Cette union des patriotes du XIV° pendant l'occupation ennemie de 194o-44, elle éclate dans le rapprochement des plus célèbres de nos résistants auxquels fut dédié le nom d'une de nos vieilles rues : à la rue de Vanves, le nom de l'ouvrier, Conseiller municipal fusillé, RAYMOND LOSSERAND. A la rue de la Voie Verte, le nom du religieux Franciscain, assassiné par les agents de la Gestapo, le PÈRE CORENTIN. A la rue Dareau (en partie) le nom du grand éditeur, ami des lettres et Maire d'Avon, où son dévouement pour ses administrés le conduit jusqu'à la mort dans la nuit de la déportation, RÉMY DUMONCEL. A la rue Mouton-Duvernet (en partie) le nom de l'industriel héroïque qui refusa de livrer à l'ennemi le fruit de ses travaux et endura stoïquement la nuit des cachots avant de mourir pour la France, MAURICE RIPOCHE. Au carrefour d'Alésia, le nom de Victor Basch, fondateur de la LIGUE DES DROITS DE L'HOMME, assassiné avec sa femme.
Enfin, si tout le monde sait que le Commandant régional des FORCES FRANÇAISES DE L'INTÉRIEUR Rol-Tanguy eut son P. C. dans les catacombes dès le 19 août 1944, on sait moins que le CONSEIL NATIONAL DE LA RÉSISTANCE se réunit dans la clandestinité au printemps de 1944 sous la présidence de Georges Bidault, chez le célèbre Abbé Viollet, fondateur des Œuvres du Moulin-Vert, au n° 86 de la rue de Gergovie...

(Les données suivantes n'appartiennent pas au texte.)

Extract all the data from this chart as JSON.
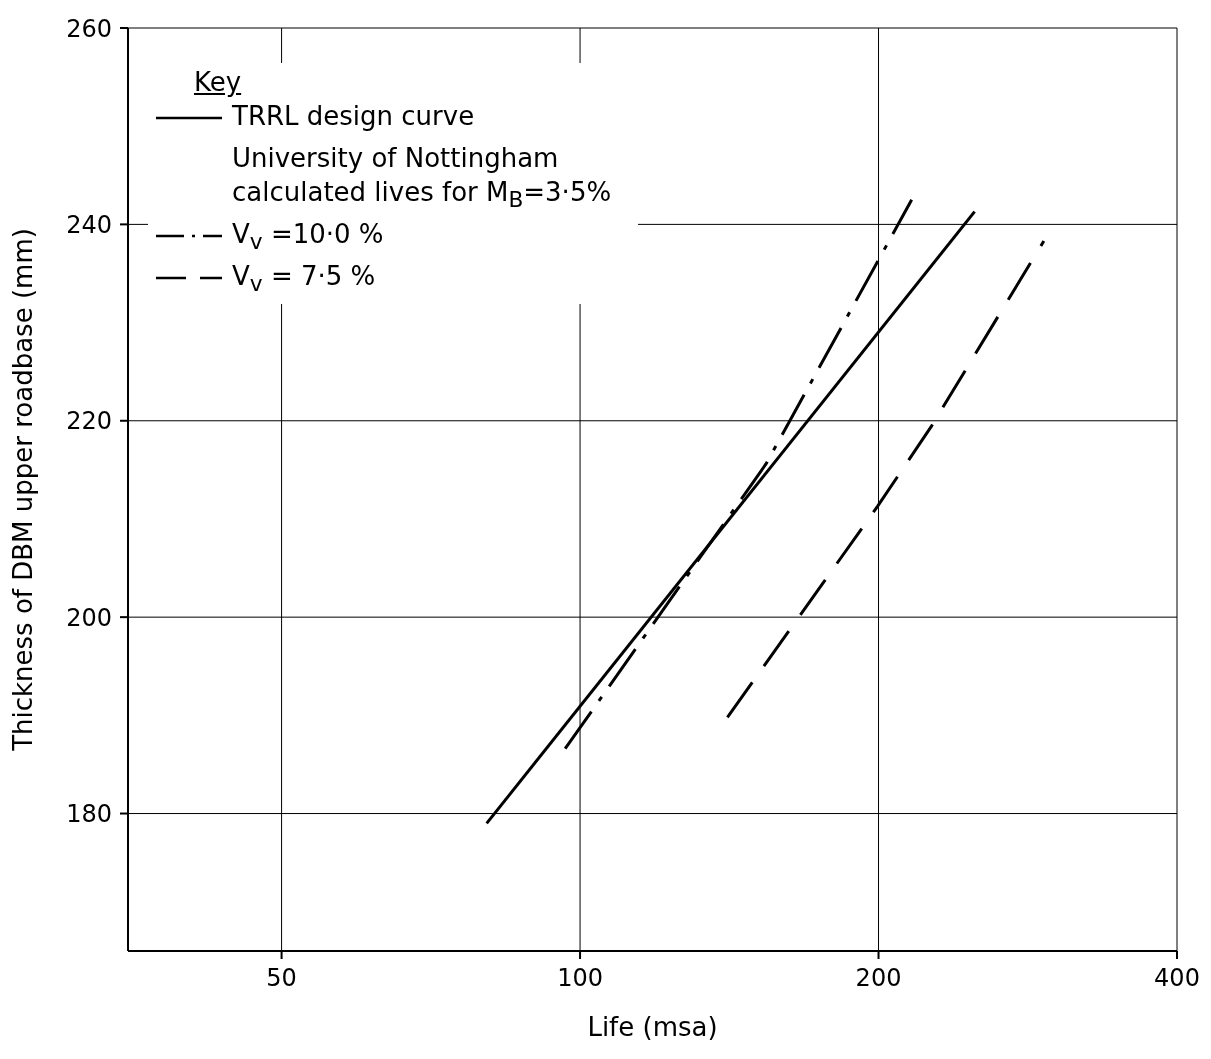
{
  "chart_data": {
    "type": "line",
    "xlabel": "Life  (msa)",
    "ylabel": "Thickness of DBM upper roadbase  (mm)",
    "legend_title": "Key",
    "log": "x",
    "xlim": [
      35,
      400
    ],
    "xticks": [
      50,
      100,
      200,
      400
    ],
    "ylim": [
      166,
      260
    ],
    "yticks": [
      180,
      200,
      220,
      240,
      260
    ],
    "grid": true,
    "legend": "top left",
    "marker": "none",
    "annotations": [
      "University of Nottingham calculated lives for M$_{B}$=3·5%"
    ],
    "series": [
      {
        "name": "TRRL design curve",
        "color": "#000000",
        "line_style": "solid",
        "x": [
          80.5,
          250
        ],
        "values": [
          179,
          241.3
        ]
      },
      {
        "name": "V$_{v}$ =10·0 %",
        "color": "#000000",
        "line_style": "dashdot",
        "x": [
          96.6,
          154,
          216
        ],
        "values": [
          186.6,
          215.6,
          242.5
        ]
      },
      {
        "name": "V$_{v}$ = 7·5 %",
        "color": "#000000",
        "line_style": "dashed",
        "x": [
          140.8,
          199.6,
          226,
          293.6
        ],
        "values": [
          189.8,
          211.3,
          219.4,
          238.3
        ]
      }
    ]
  }
}
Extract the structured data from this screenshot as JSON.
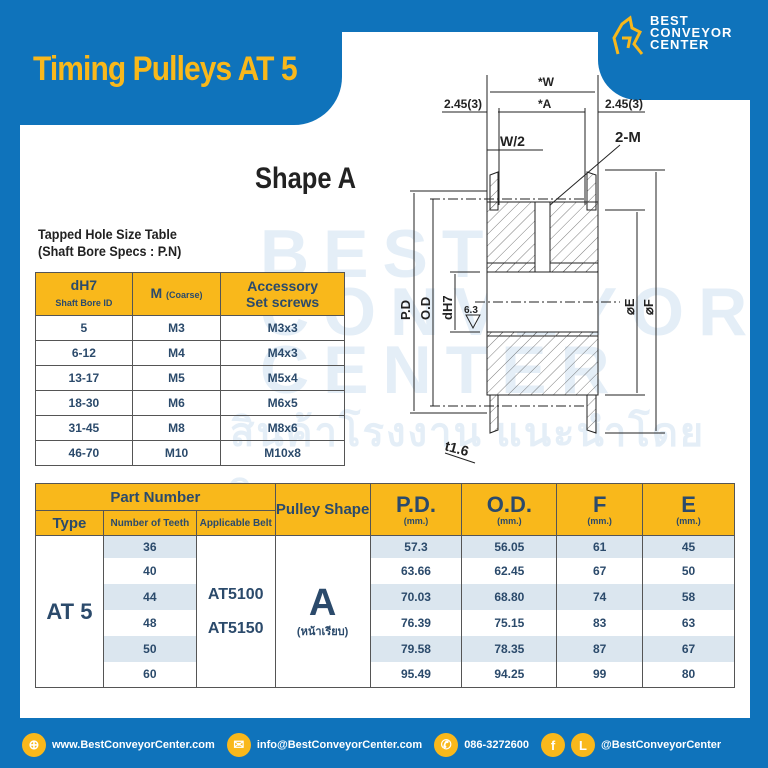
{
  "title": "Timing Pulleys AT 5",
  "brand": {
    "line1": "BEST",
    "line2": "CONVEYOR",
    "line3": "CENTER"
  },
  "watermark": {
    "text": "BEST CONVEYOR CENTER",
    "thai": "สินค้าโรงงาน แนะนำโดยวิศวกร"
  },
  "shape_title": "Shape A",
  "diagram": {
    "w": "*W",
    "a": "*A",
    "left_offset": "2.45(3)",
    "right_offset": "2.45(3)",
    "half_w": "W/2",
    "screws": "2-M",
    "pd": "P.D",
    "od": "O.D",
    "bore": "dH7",
    "roughness": "6.3",
    "e": "⌀E",
    "f": "⌀F",
    "thickness": "t1.6"
  },
  "tapped_table": {
    "title1": "Tapped Hole Size Table",
    "title2": "(Shaft Bore Specs : P.N)",
    "headers": {
      "bore": "dH7",
      "bore_sub": "Shaft Bore ID",
      "m": "M",
      "m_sub": "(Coarse)",
      "acc1": "Accessory",
      "acc2": "Set screws"
    },
    "rows": [
      [
        "5",
        "M3",
        "M3x3"
      ],
      [
        "6-12",
        "M4",
        "M4x3"
      ],
      [
        "13-17",
        "M5",
        "M5x4"
      ],
      [
        "18-30",
        "M6",
        "M6x5"
      ],
      [
        "31-45",
        "M8",
        "M8x6"
      ],
      [
        "46-70",
        "M10",
        "M10x8"
      ]
    ]
  },
  "main_table": {
    "headers": {
      "part_number": "Part Number",
      "type": "Type",
      "teeth": "Number of Teeth",
      "belt": "Applicable Belt",
      "shape": "Pulley Shape",
      "pd": "P.D.",
      "od": "O.D.",
      "f": "F",
      "e": "E",
      "unit": "(mm.)"
    },
    "type": "AT 5",
    "belts": [
      "AT5100",
      "AT5150"
    ],
    "shape": "A",
    "shape_sub": "(หน้าเรียบ)",
    "rows": [
      [
        "36",
        "57.3",
        "56.05",
        "61",
        "45"
      ],
      [
        "40",
        "63.66",
        "62.45",
        "67",
        "50"
      ],
      [
        "44",
        "70.03",
        "68.80",
        "74",
        "58"
      ],
      [
        "48",
        "76.39",
        "75.15",
        "83",
        "63"
      ],
      [
        "50",
        "79.58",
        "78.35",
        "87",
        "67"
      ],
      [
        "60",
        "95.49",
        "94.25",
        "99",
        "80"
      ]
    ]
  },
  "footer": {
    "web": "www.BestConveyorCenter.com",
    "email": "info@BestConveyorCenter.com",
    "phone": "086-3272600",
    "social": "@BestConveyorCenter",
    "fb": "f",
    "line": "L"
  },
  "colors": {
    "blue": "#0f73bb",
    "yellow": "#f9b81b",
    "text": "#2b4a6b",
    "stripe": "#dbe6ef"
  }
}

Malgré le symbole radieux que constitue l'avenue du GÉNÉRAL-LECLERC, modèle d'abnégation, d'audace, de discipline, de modestie, il reste dans notre XIV° des coins insalubres, trop de ces coins d'ombre où il est dur d'être BON puisqu'il n'y fait pas BON vivre.
Je souhaite que le XIV° de l'avenir, celui de nos enfants, soit dans tous ses quartiers et dans tous les sens, une Ville de lumière, de propreté, de santé, de bonheur... Souhaitons voir aménagée enfin la belle sortie prévue de Paris vers le Midi, à notre PORTE D'ORLÉANS, PLACE DU 25 AOUT... plutôt que de voir éventrée par une Autoroute du Sud l'avenue verdoyante du Parc-Montsouris...
Et surtout, surtout, que les habitants de l'arrondissement, héritiers et solidaires d'une si longue histoire, apprennent à le mieux connaître et à mieux aimer leur Ville, comme on aime le témoin de nos luttes, de nos souffrances, de nos joies et de nos espoirs.